MA > I was born in Japan, and grew up in Hawaii — but working in California has made me so much more aware of the power and the precarity of the landscape, especially here. Earthquakes, sea level rise, and wildfires — these are all a constant contrast to the immense beauty and diversity of the natural setting. This fragility makes working in the landscape carefully feel more urgent and potent.
Q > How can architects and designers play a more meaningful role in the fight against climate change?
MA > While I’m still torn about whether construction is harmful or helpful toward the overall health of the planet, I think our best role as designers is to teach more people to care more about their surroundings and reframe their relationships toward the larger environment.
DS > We can certainly do more to use sustainable techniques, technologies, and materials. But I think the most important element of this is to help visualise new subjectivities — ways in which we can inhabit our environments differently and more responsibly, and how that can actually enhance our daily experiences.
Q > Your project PLA has been described as “a network of reconfigurable, re-deployable charging stations built from an electrified kit of parts”.
a) What does PLA stand for?
MA > It was a little tongue in cheek — Plug-in, LA! and also Play!
DS > Plus the P kind of looks like a plug symbol in our graphics. It’s about embracing the challenge as the identity.
b) Can you unpack why you opted for something that is transitional in nature, rather than a permanent re-envisioning of gas station sites?
DS > I think the permanence of the current gas station infrastructure is part of what got us all into trouble in the first place — it’s just not that easy to remove them, even if you want to. But the issue is two-fold. First, gas stations tend to occupy really important positions in the urban fabric in a place like LA — corners, high traffic areas — but is this the best use for these spaces?
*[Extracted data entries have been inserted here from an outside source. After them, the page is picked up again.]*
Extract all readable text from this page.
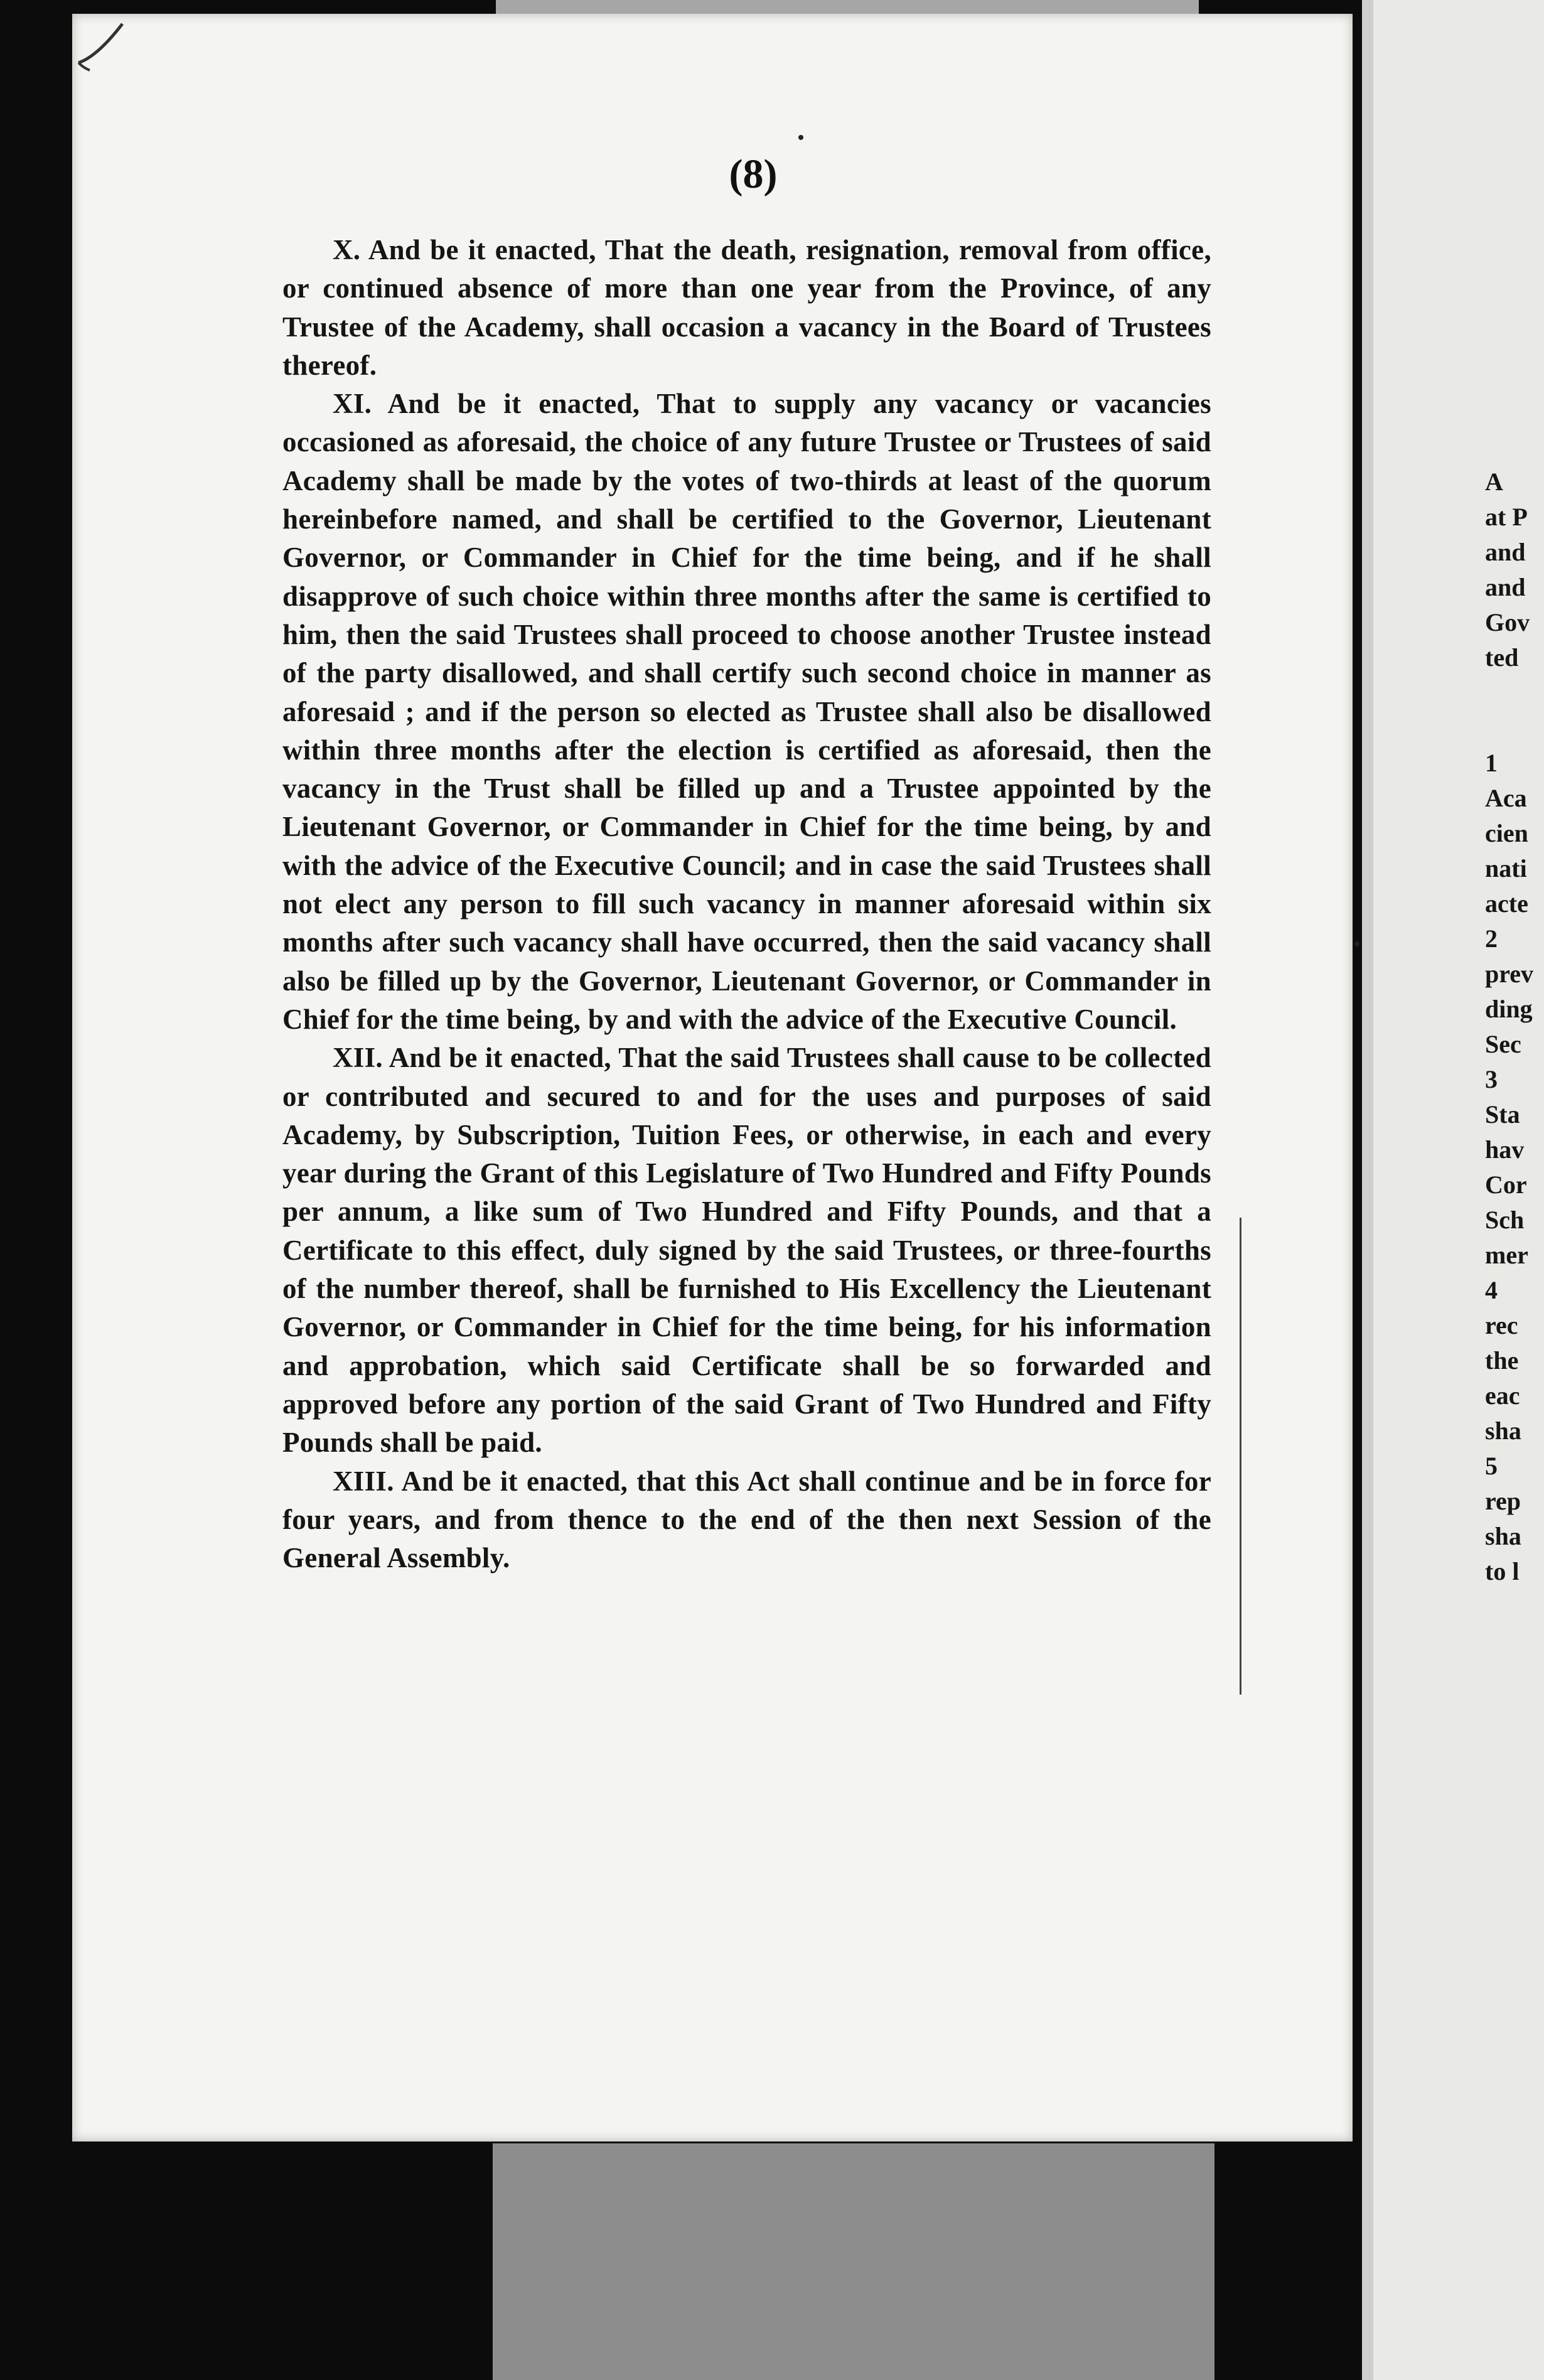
(8)

X. And be it enacted, That the death, resignation, removal from office, or continued absence of more than one year from the Province, of any Trustee of the Academy, shall occasion a vacancy in the Board of Trustees thereof.

XI. And be it enacted, That to supply any vacancy or vacancies occasioned as aforesaid, the choice of any future Trustee or Trustees of said Academy shall be made by the votes of two-thirds at least of the quorum hereinbefore named, and shall be certified to the Governor, Lieutenant Governor, or Commander in Chief for the time being, and if he shall disapprove of such choice within three months after the same is certified to him, then the said Trustees shall proceed to choose another Trustee instead of the party disallowed, and shall certify such second choice in manner as aforesaid ; and if the person so elected as Trustee shall also be disallowed within three months after the election is certified as aforesaid, then the vacancy in the Trust shall be filled up and a Trustee appointed by the Lieutenant Governor, or Commander in Chief for the time being, by and with the advice of the Executive Council; and in case the said Trustees shall not elect any person to fill such vacancy in manner aforesaid within six months after such vacancy shall have occurred, then the said vacancy shall also be filled up by the Governor, Lieutenant Governor, or Commander in Chief for the time being, by and with the advice of the Executive Council.

XII. And be it enacted, That the said Trustees shall cause to be collected or contributed and secured to and for the uses and purposes of said Academy, by Subscription, Tuition Fees, or otherwise, in each and every year during the Grant of this Legislature of Two Hundred and Fifty Pounds per annum, a like sum of Two Hundred and Fifty Pounds, and that a Certificate to this effect, duly signed by the said Trustees, or three-fourths of the number thereof, shall be furnished to His Excellency the Lieutenant Governor, or Commander in Chief for the time being, for his information and approbation, which said Certificate shall be so forwarded and approved before any portion of the said Grant of Two Hundred and Fifty Pounds shall be paid.

XIII. And be it enacted, that this Act shall continue and be in force for four years, and from thence to the end of the then next Session of the General Assembly.

A
at P
and
and
Gov
ted
1
Aca
cien
nati
acte
2
prev
ding
Sec
3
Sta
hav
Cor
Sch
mer
4
rec
the
eac
sha
5
rep
sha
to l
We assume no — which is why we propose a choreography of temporary charging infrastructure to allow for charging of vehicles while the contaminated sites can be repurposed towards more long range, community supporting types.
MA > We put together a whole elaborate matrix about how to think of what these might be.
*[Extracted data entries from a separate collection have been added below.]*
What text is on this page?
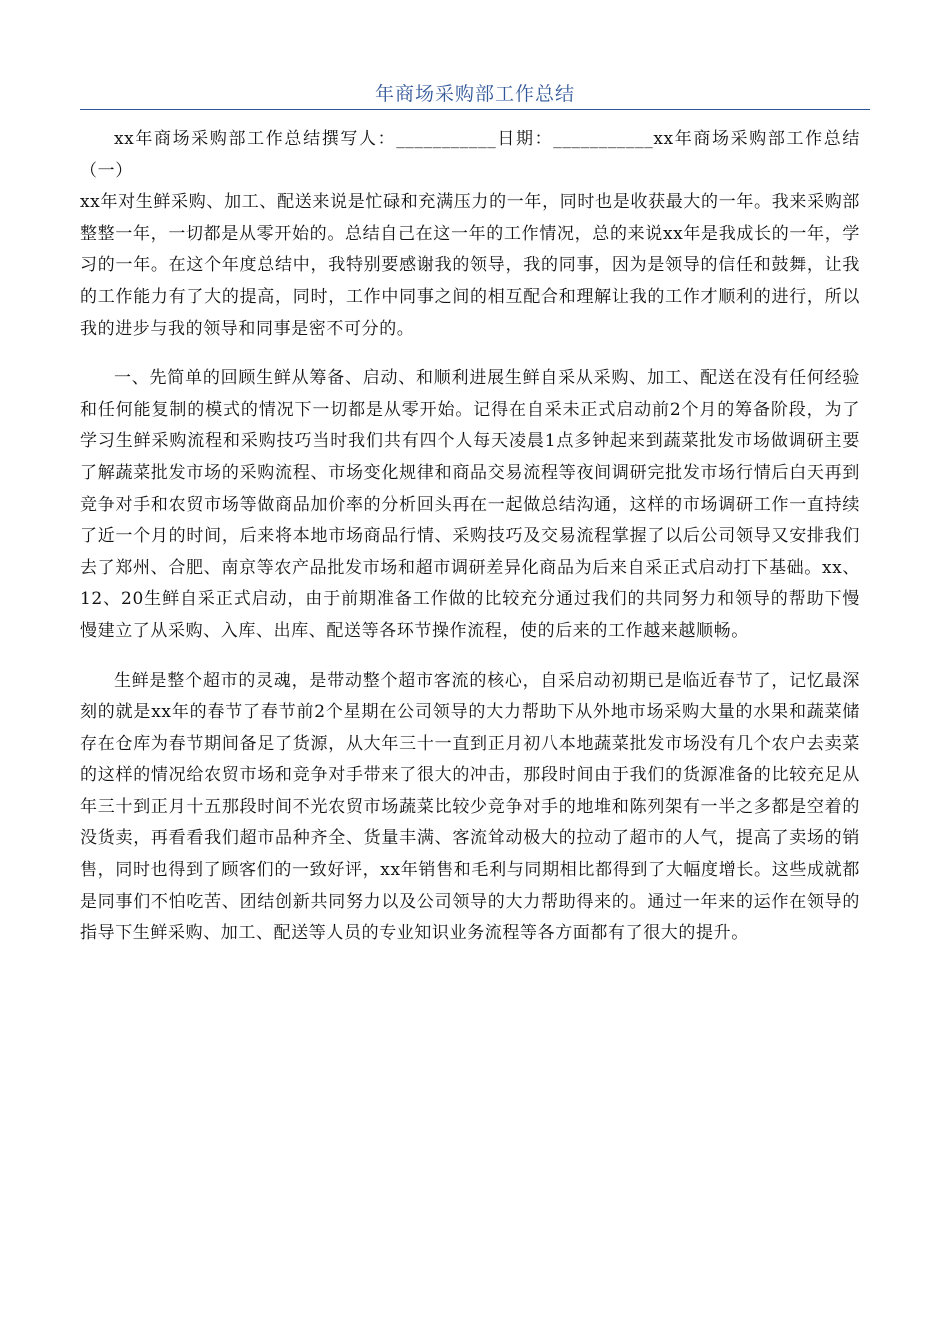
年商场采购部工作总结

xx年商场采购部工作总结撰写人：___________日期：___________xx年商场采购部工作总结（一）

xx年对生鲜采购、加工、配送来说是忙碌和充满压力的一年，同时也是收获最大的一年。我来采购部整整一年，一切都是从零开始的。总结自己在这一年的工作情况，总的来说xx年是我成长的一年，学习的一年。在这个年度总结中，我特别要感谢我的领导，我的同事，因为是领导的信任和鼓舞，让我的工作能力有了大的提高，同时，工作中同事之间的相互配合和理解让我的工作才顺利的进行，所以我的进步与我的领导和同事是密不可分的。

一、先简单的回顾生鲜从筹备、启动、和顺利进展生鲜自采从采购、加工、配送在没有任何经验和任何能复制的模式的情况下一切都是从零开始。记得在自采未正式启动前2个月的筹备阶段，为了学习生鲜采购流程和采购技巧当时我们共有四个人每天凌晨1点多钟起来到蔬菜批发市场做调研主要了解蔬菜批发市场的采购流程、市场变化规律和商品交易流程等夜间调研完批发市场行情后白天再到竞争对手和农贸市场等做商品加价率的分析回头再在一起做总结沟通，这样的市场调研工作一直持续了近一个月的时间，后来将本地市场商品行情、采购技巧及交易流程掌握了以后公司领导又安排我们去了郑州、合肥、南京等农产品批发市场和超市调研差异化商品为后来自采正式启动打下基础。xx、12、20生鲜自采正式启动，由于前期准备工作做的比较充分通过我们的共同努力和领导的帮助下慢慢建立了从采购、入库、出库、配送等各环节操作流程，使的后来的工作越来越顺畅。

生鲜是整个超市的灵魂，是带动整个超市客流的核心，自采启动初期已是临近春节了，记忆最深刻的就是xx年的春节了春节前2个星期在公司领导的大力帮助下从外地市场采购大量的水果和蔬菜储存在仓库为春节期间备足了货源，从大年三十一直到正月初八本地蔬菜批发市场没有几个农户去卖菜的这样的情况给农贸市场和竞争对手带来了很大的冲击，那段时间由于我们的货源准备的比较充足从年三十到正月十五那段时间不光农贸市场蔬菜比较少竞争对手的地堆和陈列架有一半之多都是空着的没货卖，再看看我们超市品种齐全、货量丰满、客流耸动极大的拉动了超市的人气，提高了卖场的销售，同时也得到了顾客们的一致好评，xx年销售和毛利与同期相比都得到了大幅度增长。这些成就都是同事们不怕吃苦、团结创新共同努力以及公司领导的大力帮助得来的。通过一年来的运作在领导的指导下生鲜采购、加工、配送等人员的专业知识业务流程等各方面都有了很大的提升。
DS > Secondly, critically, the technology has changed, and continues to change rapidly. Electricity is already in every home — gas pumps are not. Electricity is relatively safe and clean to be around — petroleum is not. So it’s reasonable to think that we could start to think of vehicles as more like devices than something needing heavy infrastructure. Right now, charging takes a relatively long time, which takes up space. But that will change very soon. If we designed all the charging stations around current charging durations, these would be obsolete basically as soon as they are complete, wasting space, effort, money, and opportunity. And when you add in the future of automation, shared ownership, and so on — it makes it clear that impermanence is not only strategic, but inevitable.
Q > Who and what inspires you?
MA > Post-apocalyptic depictions of landscapes in Japanese anime.
DS > Greenhouses, train stations, very heavy books.
Dan Spiegel received a Master of Architecture from the Harvard University Graduate School of Design and BA in Public Policy from Stanford University. He is a licensed architect in the states of California and Hawaii and is a Continuing Lecturer in Architecture at UC Berkeley.
Megumi Aihara received a Master of Landscape Architecture from the Harvard University Graduate School of Design and a BA in Visual Arts from Brown University. She is an Adjunct Professor of architecture at California College of the Arts (CCA) and a licensed Landscape Architect in the states of California and Hawaii.